Lettuce Liz is one of those political nicknames, like ‘Two Jags’ Prescott, which will not budge

In Beccles, one of the Led By Donkeys crew was promptly arrested for hanging the banner by a local bobby, on standby for the inane political fracas that have dogged the life of Truss in the wake of her lettuce baptism, the fresh produce insult that will not go away. At this point, things started to look like a scene beamed directly in from The Archers. He was released without charge. Truss’s reaction to the stunt was one of boilerplate, stony-faced humourlessness. Despite the feisty proclamations of her literary output since losing a premiership after six weeks, there is something uniquely deflated about her. Anchorless, without a seat in the Commons, she needs to fight the lettuce harder than ever. Her voice has dropped a register, lost whatever woman-of-the-people pluck that enamoured the shady overlords of Tufton Street enough to select her as their shop-window mannequin.
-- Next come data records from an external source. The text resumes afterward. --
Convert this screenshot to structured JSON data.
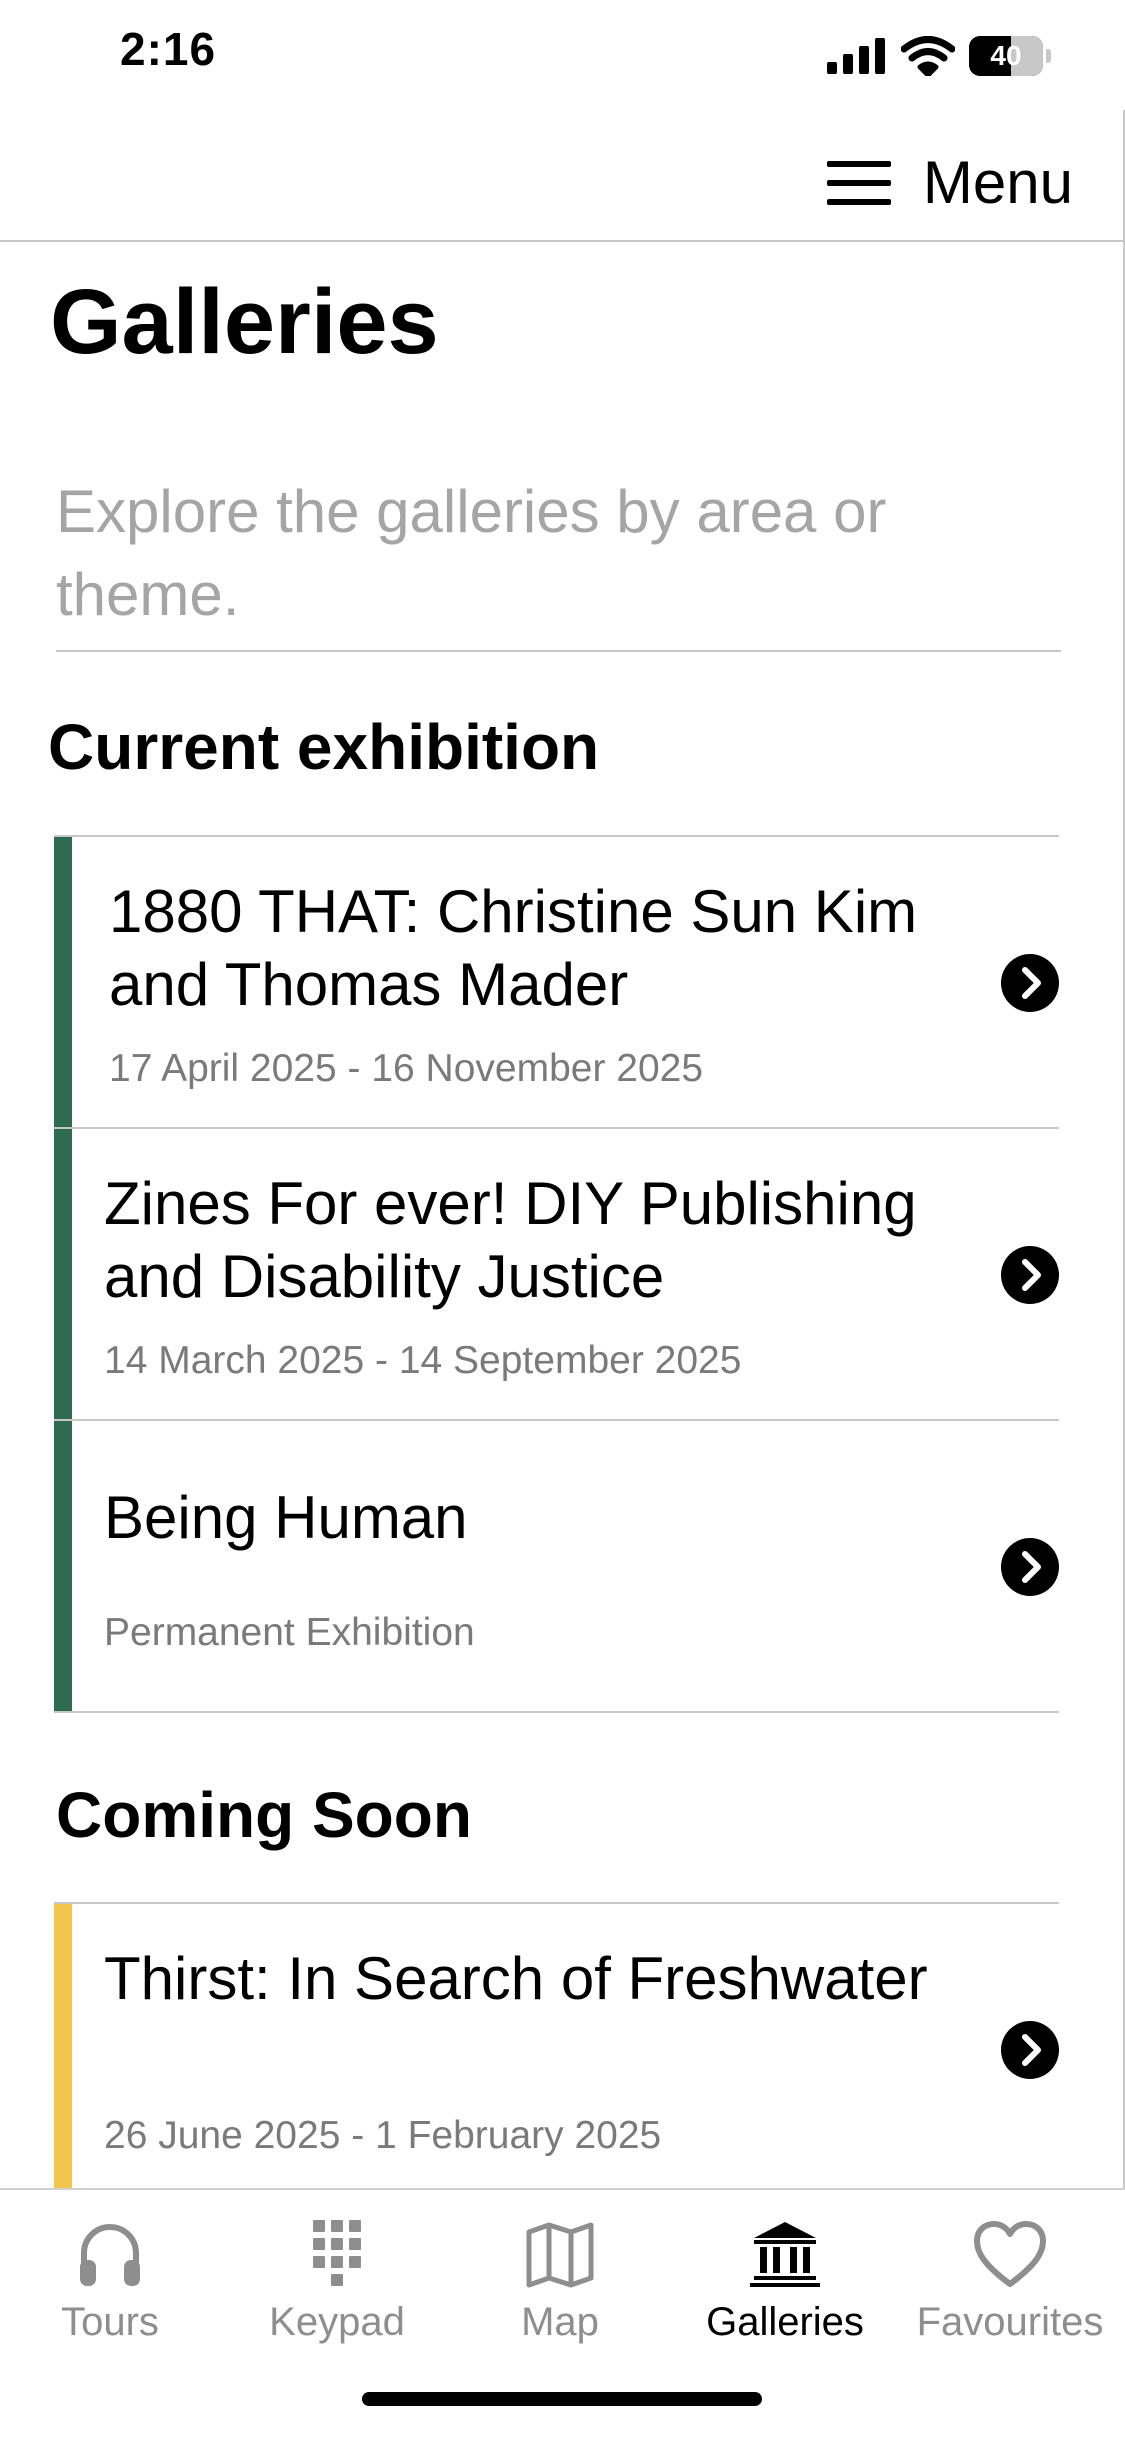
{
  "status_bar": {
    "time": "2:16",
    "battery": "40"
  },
  "header": {
    "menu_label": "Menu"
  },
  "page": {
    "title": "Galleries",
    "intro": "Explore the galleries by area or theme."
  },
  "sections": [
    {
      "title": "Current exhibition",
      "accent_color": "#2e6b50",
      "items": [
        {
          "title": "1880 THAT: Christine Sun Kim and Thomas Mader",
          "date": "17 April 2025 - 16 November 2025"
        },
        {
          "title": "Zines For ever! DIY Publishing and Disability Justice",
          "date": "14 March 2025 - 14 September 2025"
        },
        {
          "title": "Being Human",
          "date": "Permanent Exhibition"
        }
      ]
    },
    {
      "title": "Coming Soon",
      "accent_color": "#f2c64e",
      "items": [
        {
          "title": "Thirst: In Search of Freshwater",
          "date": "26 June 2025 - 1 February 2025"
        }
      ]
    }
  ],
  "tab_bar": {
    "tabs": [
      {
        "label": "Tours",
        "icon": "headphones-icon"
      },
      {
        "label": "Keypad",
        "icon": "keypad-icon"
      },
      {
        "label": "Map",
        "icon": "map-icon"
      },
      {
        "label": "Galleries",
        "icon": "museum-icon",
        "active": true
      },
      {
        "label": "Favourites",
        "icon": "heart-icon"
      }
    ]
  }
}
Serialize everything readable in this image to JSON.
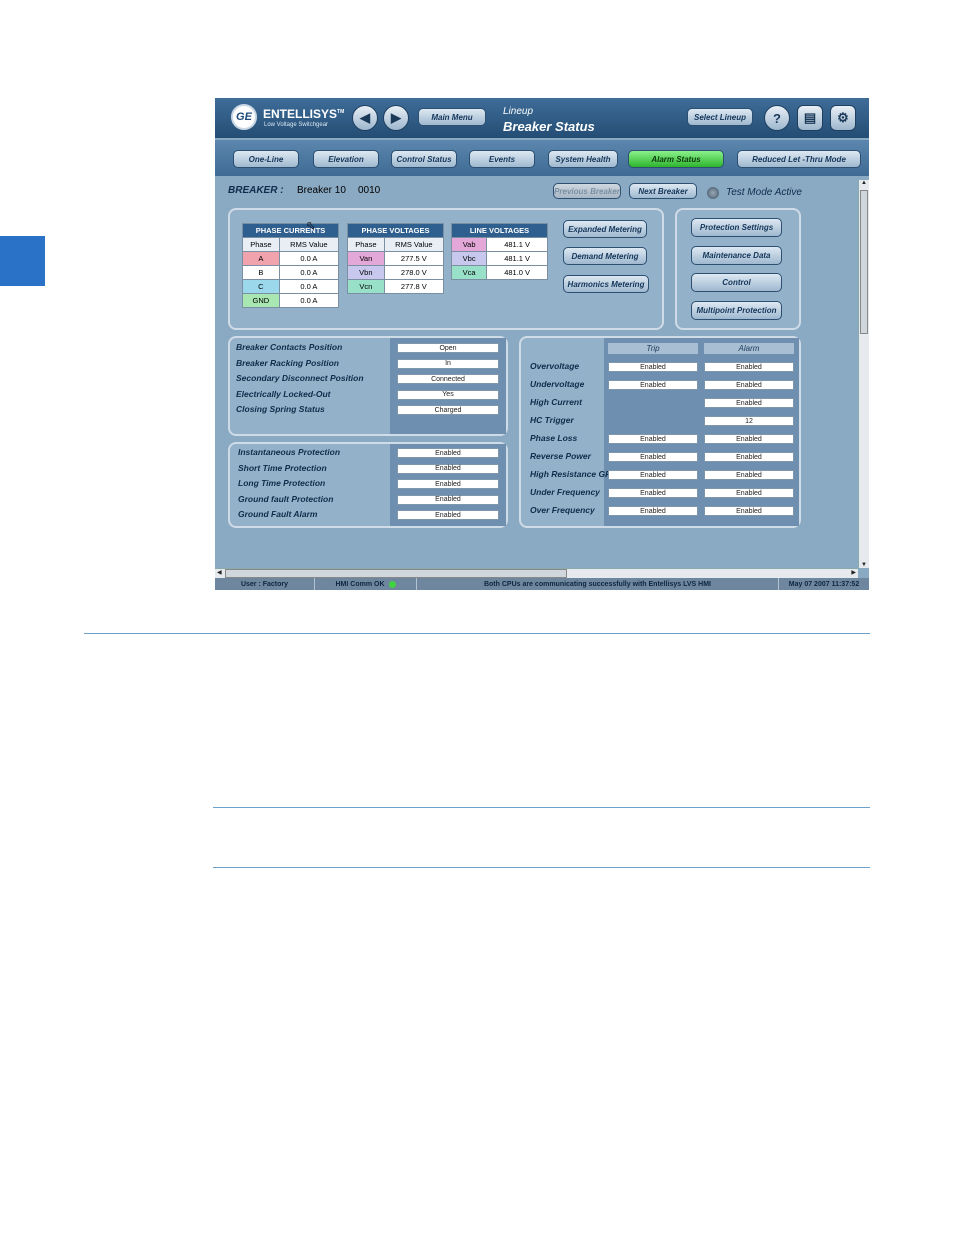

Truss made a clumsy, passive exit from the Beccles stage, refusing to carry on her promotional duties under the gothic green moon glowering above her. She took to her social media and posted an aggravated rant about free speech, as if the lettuce is now a living being, a nagging chorus figure tracing her every public move. Perhaps this is now how she sees the lettuce? “Imagine if this had been the far-Right?” she raged, as if the burning of a hotel in Rotherham is comparable with the hanging of a vegetable banner at a book reading in a village hall. 

Whatever their political slant, there is something about watching a public figure being routinely drubbed by something quite so infantile, and reacting so hopelessly to it, that cannot help but inspire a modicum of sympathy. The only way to kill the lettuce, Liz, is to own it, laugh at it, stop being such a baby about it every time it appears. As Miranda in Sex and The City once reasoned, while being sexually harassed on the street by someone wearing a Blimpie’s outfit, “I’m a lawyer… and he’s a sandwich.” Take the fire out of it. You’re a former prime minister. It’s a lettuce. By this stage, as all of the many political enemies you amass as a leader know, it is only the fact that it still bothers Liz Truss quite so actively that keeps that trusty, companionable and amazingly resilient lettuce immortal.